Understanding Ultra-Processed Foods and Their Impact
Ultra-processed foods (UPF) have become a significant part of the modern diet, especially in countries like the United States. These foods are typically manufactured through multiple industrial processes that involve the addition of various additives, preservatives, and artificial ingredients. Examples include processed meats, canned soups, frozen meals, and even some breads and salads. While these items offer convenience and affordability, their long-term health implications are increasingly concerning.
According to a recent report by the Centers for Disease Control and Prevention (CDC), Americans consume more than 50% of their daily calories from ultra-processed foods. For children and teenagers, this figure rises to about two-thirds. The prevalence of UPFs in the American diet is alarming, as they have been linked to a range of serious health issues, including obesity, heart disease, colorectal and breast cancers, diabetes, and depression.
Research published in April revealed that for every 10% increase in the consumption of ultra-processed foods, the risk of early death from any cause increases by 3%. Furthermore, one in seven premature deaths in the U.S. could be directly attributed to UPFs such as processed meats, candy, ice cream, and even certain healthy-looking salads and breads.
Not All Ultra-Processed Foods Are the Same
It's important to recognize that not all ultra-processed foods are harmful. Some, like frozen vegetables, canned tomatoes, whole-grain bread, and Greek yogurt, can be healthy alternatives. These foods undergo processing methods such as freezing and canning, which help preserve nutrients without introducing harmful additives.
The appeal of UPFs lies in their accessibility and affordability. They are often cheaper than fresh produce or organic options, making them a practical choice for many families. However, experts argue that it's possible to maintain quality and nutrition while enjoying the convenience of UPFs. Canned low-sodium beans, frozen vegetables, and breads with short ingredient lists can serve as healthier substitutes for less nutritious pantry staples.
The Challenge of Avoiding Ultra-Processed Foods
In the average American grocery store, UPFs make up about 70% of the inventory. This makes it challenging for consumers to avoid them entirely. The American Heart Association recently highlighted that most foods containing industrial additives are also high in unhealthy fats, added sugars, and salt. While additives play a role, the main issue is the excessive consumption of nutritionally poor UPFs.
The term "ultra-processed foods" refers to items that have been heavily modified with preservatives, artificial colors, fillers, emulsifiers, sweeteners, and flavorings. However, not all UPFs are harmful. Certain products, such as whole grain breads, low-sugar yogurts, tomato sauces, and nut or bean-based spreads, are considered better choices.
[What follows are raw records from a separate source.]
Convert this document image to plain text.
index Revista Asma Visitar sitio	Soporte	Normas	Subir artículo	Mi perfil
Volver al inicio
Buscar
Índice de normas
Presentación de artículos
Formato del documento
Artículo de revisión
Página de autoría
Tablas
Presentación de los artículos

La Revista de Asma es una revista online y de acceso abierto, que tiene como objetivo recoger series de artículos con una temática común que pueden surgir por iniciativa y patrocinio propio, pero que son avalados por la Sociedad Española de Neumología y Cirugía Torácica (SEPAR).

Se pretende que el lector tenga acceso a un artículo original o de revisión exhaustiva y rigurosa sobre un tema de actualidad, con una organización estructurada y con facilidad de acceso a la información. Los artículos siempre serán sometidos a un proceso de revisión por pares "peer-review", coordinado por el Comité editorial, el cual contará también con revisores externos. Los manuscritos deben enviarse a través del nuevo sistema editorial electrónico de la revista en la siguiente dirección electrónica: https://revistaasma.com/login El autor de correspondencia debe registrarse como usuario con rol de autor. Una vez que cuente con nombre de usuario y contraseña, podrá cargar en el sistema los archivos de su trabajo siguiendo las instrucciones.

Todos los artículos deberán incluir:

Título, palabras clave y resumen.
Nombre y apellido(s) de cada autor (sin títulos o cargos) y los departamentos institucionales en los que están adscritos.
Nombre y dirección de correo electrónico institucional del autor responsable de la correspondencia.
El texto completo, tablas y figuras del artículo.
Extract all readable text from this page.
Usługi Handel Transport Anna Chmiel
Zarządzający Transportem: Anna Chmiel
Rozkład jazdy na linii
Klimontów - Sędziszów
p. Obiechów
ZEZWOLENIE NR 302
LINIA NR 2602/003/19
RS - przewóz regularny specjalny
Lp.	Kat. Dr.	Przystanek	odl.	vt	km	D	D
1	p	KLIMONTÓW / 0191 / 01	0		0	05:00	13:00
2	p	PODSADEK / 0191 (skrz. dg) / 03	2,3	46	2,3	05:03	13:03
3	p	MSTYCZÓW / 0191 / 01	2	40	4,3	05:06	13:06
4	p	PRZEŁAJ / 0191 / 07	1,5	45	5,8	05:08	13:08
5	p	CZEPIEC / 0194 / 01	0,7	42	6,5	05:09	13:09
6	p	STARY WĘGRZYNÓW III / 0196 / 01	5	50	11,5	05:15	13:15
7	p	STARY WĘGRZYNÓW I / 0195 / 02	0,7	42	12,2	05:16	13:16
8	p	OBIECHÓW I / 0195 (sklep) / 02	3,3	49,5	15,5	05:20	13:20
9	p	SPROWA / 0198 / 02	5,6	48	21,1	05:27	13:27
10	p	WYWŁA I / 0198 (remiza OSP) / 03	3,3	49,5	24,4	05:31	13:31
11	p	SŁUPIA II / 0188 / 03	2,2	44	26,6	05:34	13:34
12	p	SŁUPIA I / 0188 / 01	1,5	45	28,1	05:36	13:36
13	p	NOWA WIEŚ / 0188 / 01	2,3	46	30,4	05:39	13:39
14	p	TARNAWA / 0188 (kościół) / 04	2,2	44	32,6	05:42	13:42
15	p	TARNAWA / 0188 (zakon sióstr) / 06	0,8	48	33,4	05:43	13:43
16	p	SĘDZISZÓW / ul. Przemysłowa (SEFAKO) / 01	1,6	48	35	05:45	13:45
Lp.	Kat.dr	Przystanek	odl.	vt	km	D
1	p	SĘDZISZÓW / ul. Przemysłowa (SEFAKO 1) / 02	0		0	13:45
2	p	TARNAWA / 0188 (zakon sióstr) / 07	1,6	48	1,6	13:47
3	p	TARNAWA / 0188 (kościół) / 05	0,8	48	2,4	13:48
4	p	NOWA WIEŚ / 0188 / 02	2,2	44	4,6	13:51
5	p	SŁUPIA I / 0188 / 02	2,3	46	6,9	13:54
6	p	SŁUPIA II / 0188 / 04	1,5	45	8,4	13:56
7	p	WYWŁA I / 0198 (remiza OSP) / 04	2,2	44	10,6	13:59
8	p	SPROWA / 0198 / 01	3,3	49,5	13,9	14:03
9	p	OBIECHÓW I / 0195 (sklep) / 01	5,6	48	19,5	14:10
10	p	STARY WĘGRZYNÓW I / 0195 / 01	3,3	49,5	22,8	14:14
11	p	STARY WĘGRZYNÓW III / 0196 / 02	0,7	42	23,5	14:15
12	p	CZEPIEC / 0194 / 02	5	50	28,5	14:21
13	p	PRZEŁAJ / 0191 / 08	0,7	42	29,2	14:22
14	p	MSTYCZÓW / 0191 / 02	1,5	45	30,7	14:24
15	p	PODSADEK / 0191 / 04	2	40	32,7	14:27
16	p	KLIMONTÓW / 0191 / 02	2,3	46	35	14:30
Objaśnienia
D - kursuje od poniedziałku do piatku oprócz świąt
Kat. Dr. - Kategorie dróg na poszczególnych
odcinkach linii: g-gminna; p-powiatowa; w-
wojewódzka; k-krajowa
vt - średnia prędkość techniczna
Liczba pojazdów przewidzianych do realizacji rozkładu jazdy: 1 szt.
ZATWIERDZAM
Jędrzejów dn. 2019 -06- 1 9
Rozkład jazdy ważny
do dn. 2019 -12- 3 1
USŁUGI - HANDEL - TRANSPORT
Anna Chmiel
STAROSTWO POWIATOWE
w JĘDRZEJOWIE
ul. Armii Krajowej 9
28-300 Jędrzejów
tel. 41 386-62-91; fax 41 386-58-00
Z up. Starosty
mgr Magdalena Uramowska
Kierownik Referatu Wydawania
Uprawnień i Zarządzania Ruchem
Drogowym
These items are associated with improved health outcomes and are affordable, making them viable additions to a balanced diet.
Healthy Swaps and Nutritional Benefits
Despite being ultra-processed, some of the best swaps for what many consider "junk food" contain fewer additives, less added sugar, and lower sodium. Frozen vegetables and berries, canned tomatoes, whole grain bread, and unsweetened Greek yogurt are examples of processed foods that can be beneficial. These items undergo processes such as flash-freezing, canning, mechanical straining, and enrichment with vitamins, which can enhance their nutritional value.
However, many UPFs on store shelves still contain high levels of saturated fat, sodium, and sugar. Examples of "red flag" foods include cured and processed meats, canned fruits in syrup, frozen meals, candies, some breads, potato chips, and ice cream. Identifying high-risk UPF subgroups is essential for balancing nutritional goals with the need for accessible and appealing food options.
Recommendations for a Healthier Diet
Nutritionists recommend swapping out red flag foods with UPFs that include beneficial ingredients like whole grains, beans, yogurt, or nuts, as well as fortified cereals, whole-grain breads, or plain yogurts. These alternatives have been linked to better heart health compared to UPFs loaded with synthetic additives.
Whole grain breads are rich in fiber, which can reduce the risk of colorectal cancer. Beans and nuts provide protein-packed snacks, while unsweetened yogurt helps balance the body’s gut microbiome and improves gastrointestinal health.
Grace Derocha, a registered dietitian nutritionist and spokesperson for the Academy of Nutrition and Dietetics, emphasizes that the science recognizes the complexity of UPFs. She suggests differentiating between "unhealthy UPFs" and more wholesome packaged items.
Global Efforts and Future Considerations
Over a dozen countries have officially advised against allowing UPFs to dominate one’s diet. Some, like cities in Brazil, have eliminated UPFs from school meals, while others, such as Colombia, tax them. The EU, UK, Canada, and several Asian countries have banned certain ingredients that were recently prohibited in California.
In the U.S., there is no formal definition of UPFs for regulatory purposes. Experts at the American Heart Association warn that an overly broad definition could lead to confusion, as most foods in grocery stores might be labeled as highly-processed, causing customers to ignore warnings.
Food policy reform must consider broader goals, including nutrition security, safety, and sustainability. While transforming the food system is complex, it is achievable.